Explainability methods
| Method | Scope | Agnostic? | Notes |
|---|---|---|---|
| SHAP | Local + global aggregates | Model-agnostic (with appropriate explainers) | Shapley-based attributions |
| LIME | Local | Yes | Perturbation around instance |
| Partial dependence | Global marginal effects | Usually model-agnostic | Assumes feature independence (watch correlated features) |
| Feature importance | Global | Tree-native or permutation | Can hide interaction effects |
| Attention weights | Local (tokens/regions) | Transformer-specific | Not always faithful “explanation” |
Model selection trade-offs
| Criterion | Question |
|---|---|
| Accuracy / calibration | Does it meet metric bars on valid slices? |
| Interpretability | Can operators trust and debug it? |
| Latency | p50/p99 within SLA? |
| Cost | Training + inference $ acceptable? |
Treat these as a constraint satisfaction problem: hard gates (latency, compliance) then optimize within the feasible set.

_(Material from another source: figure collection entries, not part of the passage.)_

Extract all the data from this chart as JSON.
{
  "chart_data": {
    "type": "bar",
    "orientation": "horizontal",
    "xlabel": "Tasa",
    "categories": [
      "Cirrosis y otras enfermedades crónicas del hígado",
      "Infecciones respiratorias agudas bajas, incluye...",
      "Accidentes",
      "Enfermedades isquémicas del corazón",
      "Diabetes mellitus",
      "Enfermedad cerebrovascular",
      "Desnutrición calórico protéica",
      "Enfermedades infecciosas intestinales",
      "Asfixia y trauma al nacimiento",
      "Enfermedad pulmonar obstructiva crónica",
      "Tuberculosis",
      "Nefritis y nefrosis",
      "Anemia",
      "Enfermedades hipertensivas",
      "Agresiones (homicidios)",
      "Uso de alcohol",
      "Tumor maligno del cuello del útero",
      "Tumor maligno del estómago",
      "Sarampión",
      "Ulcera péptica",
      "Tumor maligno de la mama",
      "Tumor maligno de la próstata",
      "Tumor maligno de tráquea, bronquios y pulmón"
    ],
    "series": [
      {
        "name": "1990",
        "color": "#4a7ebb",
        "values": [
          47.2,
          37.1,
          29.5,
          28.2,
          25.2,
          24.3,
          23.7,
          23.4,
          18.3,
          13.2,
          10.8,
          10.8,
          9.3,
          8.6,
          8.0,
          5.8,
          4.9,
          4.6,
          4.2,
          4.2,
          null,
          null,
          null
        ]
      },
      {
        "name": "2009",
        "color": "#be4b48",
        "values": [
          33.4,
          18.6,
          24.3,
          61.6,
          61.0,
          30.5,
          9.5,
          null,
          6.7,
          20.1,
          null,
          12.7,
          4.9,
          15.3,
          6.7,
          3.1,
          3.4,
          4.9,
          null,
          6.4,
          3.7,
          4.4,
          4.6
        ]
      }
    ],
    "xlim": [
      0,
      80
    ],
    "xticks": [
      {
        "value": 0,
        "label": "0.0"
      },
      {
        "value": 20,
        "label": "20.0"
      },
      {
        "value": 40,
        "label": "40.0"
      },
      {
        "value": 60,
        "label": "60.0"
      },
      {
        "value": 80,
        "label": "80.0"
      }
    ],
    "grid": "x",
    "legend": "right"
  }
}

Production evaluation patterns
| Pattern | Idea | Comparison |
|---|---|---|
| A/B test | Split users; compare KPIs | Gold standard for causal product impact; needs power |
| Shadow mode | New model scores but does not act | Safe comparison of distributions |
| Interleaving | Interleave ranked lists | Sensitive ranking comparison |
| Bandits | Allocate traffic by ongoing performance | Exploration vs exploitation |
Anti-patterns
| Anti-pattern | Why it hurts |
|---|---|
| Single metric obsession | Hides harm to subgroups or rare failures |
| Leakage in validation | Same preprocessing fit on all data; group leakage |
| Overfitting the validation set | Repeated peeking drives hyperparameters to noise |
| Ignoring fairness | Legal, ethical, and product risk |
External references
- scikit-learn metrics — classification, regression, scoring API.
- Zheng — Evaluating Machine Learning Models — offline vs online evaluation framing.
- Barocas, Hardt, Narayanan — Fairness and Machine Learning — limitations of metrics.
- SHAP documentation — explainers and plots.
Keep project-specific model documentation in docs/product/ and experiment logs in docs/development/, not in this file.